Last week in my Constitutional Economics class we discussed Hayek’s The Constitution of Liberty (1960).  My favorite chapter in that book is Chapter 2, “The Creative Powers of a Free Civilization.”  Hayek argued that “Liberty is essential in order to leave room for the unforeseeable and unpredictable; we want it because we have learned to expect from it the opportunity of realizing many of our aims.  It is because every individual knows so little, and, in particular, because we rarely know which of us knows best that we trust the independent and competitive efforts of many to induce the emergence of what we shall want when we see it. Humiliating to human pride as it may be, we must recognize that the advance and even the preservation of civilization are dependent upon a maximum of opportunity for accidents to happen.  These accidents occur in the combination of knowledge and attitudes, skills and habits, acquired by individual men and also when qualified men are confronted with the particular circumstances which they are equipped to deal with.  Our necessary ignorance of so much means that we have to deal largely with probabilities and chances.” (p. 29)

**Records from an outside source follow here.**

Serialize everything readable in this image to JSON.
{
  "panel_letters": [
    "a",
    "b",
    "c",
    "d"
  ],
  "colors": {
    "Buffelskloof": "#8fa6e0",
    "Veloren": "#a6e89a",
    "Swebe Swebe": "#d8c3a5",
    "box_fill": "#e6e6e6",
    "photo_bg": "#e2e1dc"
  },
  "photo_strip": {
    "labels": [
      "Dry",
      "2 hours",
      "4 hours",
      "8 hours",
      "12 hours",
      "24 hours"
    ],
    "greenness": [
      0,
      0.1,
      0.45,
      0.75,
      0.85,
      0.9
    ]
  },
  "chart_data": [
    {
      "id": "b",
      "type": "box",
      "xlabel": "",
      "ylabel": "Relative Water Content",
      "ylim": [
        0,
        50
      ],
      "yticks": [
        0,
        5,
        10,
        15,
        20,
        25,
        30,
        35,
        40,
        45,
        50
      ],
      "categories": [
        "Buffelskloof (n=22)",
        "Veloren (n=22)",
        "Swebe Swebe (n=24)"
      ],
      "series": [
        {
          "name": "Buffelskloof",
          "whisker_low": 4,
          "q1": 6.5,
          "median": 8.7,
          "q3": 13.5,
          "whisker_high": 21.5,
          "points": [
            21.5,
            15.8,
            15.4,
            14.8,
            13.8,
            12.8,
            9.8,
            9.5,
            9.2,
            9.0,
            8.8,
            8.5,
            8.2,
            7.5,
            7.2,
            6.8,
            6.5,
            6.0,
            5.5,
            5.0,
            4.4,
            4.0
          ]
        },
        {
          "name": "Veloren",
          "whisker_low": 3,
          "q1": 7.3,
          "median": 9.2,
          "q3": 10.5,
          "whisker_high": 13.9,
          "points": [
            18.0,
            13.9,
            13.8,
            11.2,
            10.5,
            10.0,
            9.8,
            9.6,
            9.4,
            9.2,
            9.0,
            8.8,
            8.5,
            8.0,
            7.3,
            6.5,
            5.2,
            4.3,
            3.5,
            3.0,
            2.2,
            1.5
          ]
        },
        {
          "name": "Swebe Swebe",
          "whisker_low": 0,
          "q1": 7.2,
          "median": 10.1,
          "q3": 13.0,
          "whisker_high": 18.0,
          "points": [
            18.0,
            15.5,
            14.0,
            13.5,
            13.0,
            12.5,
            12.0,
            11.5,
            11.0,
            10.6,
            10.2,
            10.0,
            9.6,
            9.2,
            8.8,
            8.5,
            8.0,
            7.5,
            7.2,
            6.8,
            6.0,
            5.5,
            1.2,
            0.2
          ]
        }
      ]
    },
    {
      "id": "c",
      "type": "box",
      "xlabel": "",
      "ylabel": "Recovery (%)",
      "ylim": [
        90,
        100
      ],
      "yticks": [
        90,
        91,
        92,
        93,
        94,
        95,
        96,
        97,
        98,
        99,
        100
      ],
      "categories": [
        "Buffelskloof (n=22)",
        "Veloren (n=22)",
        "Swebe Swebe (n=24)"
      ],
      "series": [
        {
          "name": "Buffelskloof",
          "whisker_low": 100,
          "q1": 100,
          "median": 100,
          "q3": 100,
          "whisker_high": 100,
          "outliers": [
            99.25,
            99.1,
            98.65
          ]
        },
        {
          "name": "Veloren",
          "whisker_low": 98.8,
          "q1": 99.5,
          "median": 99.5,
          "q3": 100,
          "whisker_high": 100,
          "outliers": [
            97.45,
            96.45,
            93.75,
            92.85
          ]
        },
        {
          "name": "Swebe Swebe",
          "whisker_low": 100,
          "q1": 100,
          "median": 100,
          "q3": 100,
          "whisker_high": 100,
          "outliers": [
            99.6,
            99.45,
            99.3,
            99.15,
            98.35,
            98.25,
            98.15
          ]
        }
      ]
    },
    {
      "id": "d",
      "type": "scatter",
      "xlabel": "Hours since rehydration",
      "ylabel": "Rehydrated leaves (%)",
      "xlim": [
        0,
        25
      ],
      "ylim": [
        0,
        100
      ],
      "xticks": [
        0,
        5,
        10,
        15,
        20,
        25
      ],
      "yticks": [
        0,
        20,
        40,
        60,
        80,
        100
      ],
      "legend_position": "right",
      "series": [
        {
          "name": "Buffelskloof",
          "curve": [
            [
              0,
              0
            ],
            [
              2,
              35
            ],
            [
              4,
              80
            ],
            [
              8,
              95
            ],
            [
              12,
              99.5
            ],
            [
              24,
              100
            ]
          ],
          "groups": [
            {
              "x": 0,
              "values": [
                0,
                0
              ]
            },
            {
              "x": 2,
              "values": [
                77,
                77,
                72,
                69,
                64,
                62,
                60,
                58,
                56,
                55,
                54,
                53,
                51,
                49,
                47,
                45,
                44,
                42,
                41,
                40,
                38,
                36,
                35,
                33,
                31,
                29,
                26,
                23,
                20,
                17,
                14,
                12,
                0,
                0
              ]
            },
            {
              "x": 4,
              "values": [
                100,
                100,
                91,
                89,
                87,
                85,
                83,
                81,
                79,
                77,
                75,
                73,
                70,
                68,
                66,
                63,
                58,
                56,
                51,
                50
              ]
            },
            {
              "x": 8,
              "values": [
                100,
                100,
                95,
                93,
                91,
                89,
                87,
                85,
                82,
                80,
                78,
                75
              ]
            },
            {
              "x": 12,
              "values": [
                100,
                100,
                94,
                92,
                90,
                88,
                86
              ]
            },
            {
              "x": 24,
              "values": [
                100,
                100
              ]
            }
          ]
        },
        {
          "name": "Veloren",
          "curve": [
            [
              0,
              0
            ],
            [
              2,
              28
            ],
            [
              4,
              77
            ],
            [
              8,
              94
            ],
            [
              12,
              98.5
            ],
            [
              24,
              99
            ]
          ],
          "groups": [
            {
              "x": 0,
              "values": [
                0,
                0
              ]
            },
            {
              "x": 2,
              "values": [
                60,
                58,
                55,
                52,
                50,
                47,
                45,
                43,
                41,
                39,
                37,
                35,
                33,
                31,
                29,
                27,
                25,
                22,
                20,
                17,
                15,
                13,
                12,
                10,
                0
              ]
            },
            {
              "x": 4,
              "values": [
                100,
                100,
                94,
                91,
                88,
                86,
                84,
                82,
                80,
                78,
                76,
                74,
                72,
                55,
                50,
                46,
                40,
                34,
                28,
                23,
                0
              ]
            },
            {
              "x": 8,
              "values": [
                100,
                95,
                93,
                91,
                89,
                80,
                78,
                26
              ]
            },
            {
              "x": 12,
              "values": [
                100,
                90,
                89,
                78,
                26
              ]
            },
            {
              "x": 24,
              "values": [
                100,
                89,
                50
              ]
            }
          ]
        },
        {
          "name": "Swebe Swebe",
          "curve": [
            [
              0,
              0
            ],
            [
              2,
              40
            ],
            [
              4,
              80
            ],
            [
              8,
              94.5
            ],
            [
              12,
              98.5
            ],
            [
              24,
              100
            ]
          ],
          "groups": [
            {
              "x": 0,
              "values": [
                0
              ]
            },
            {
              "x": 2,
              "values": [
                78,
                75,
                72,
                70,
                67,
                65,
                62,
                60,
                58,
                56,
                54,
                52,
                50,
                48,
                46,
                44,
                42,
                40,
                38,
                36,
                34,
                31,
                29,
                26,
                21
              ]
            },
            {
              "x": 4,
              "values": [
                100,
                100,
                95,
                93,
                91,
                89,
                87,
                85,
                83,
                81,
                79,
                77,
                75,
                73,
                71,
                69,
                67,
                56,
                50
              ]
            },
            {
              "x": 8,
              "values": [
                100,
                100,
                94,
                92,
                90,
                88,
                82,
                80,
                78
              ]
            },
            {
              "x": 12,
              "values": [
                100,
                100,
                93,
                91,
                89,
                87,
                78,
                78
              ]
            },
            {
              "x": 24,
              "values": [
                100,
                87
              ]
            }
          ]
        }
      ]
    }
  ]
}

Over at Coordination Problem today I posted on Buchanan’s note “Order Defined in the Process of Its Emergence” and linked to a recent lecture by Russ Roberts on emergent order in economics.  Both of these talk about the role of discovery in the spontaneous ordering of economic activity.

In the class discussion on Monday, I suggested that Hayek — who claims to be following the Humean project of ‘using reason to whittle down the claims of Reason’ — is building a case for liberalism based on the idea of finding the appropriate framework for social interaction that enables us to live better together by both coping with our ignorance and exploiting the unique knowledge that each of us possesses throughout the system.  “Rights speak” is not invoked by Hayek, and while constitutional contract is discussed, the pure logic of social contractarianism is not what underlies his framework (though there are those curious passages about his similarities with Rawls that might suggest otherwise).  Instead, there is an argument that begins with our ignorance, and the necessity of finding rules that treat men as they really are, and yet enable them to realize the creative powers of a free civilization.

In your opinion does the argument work?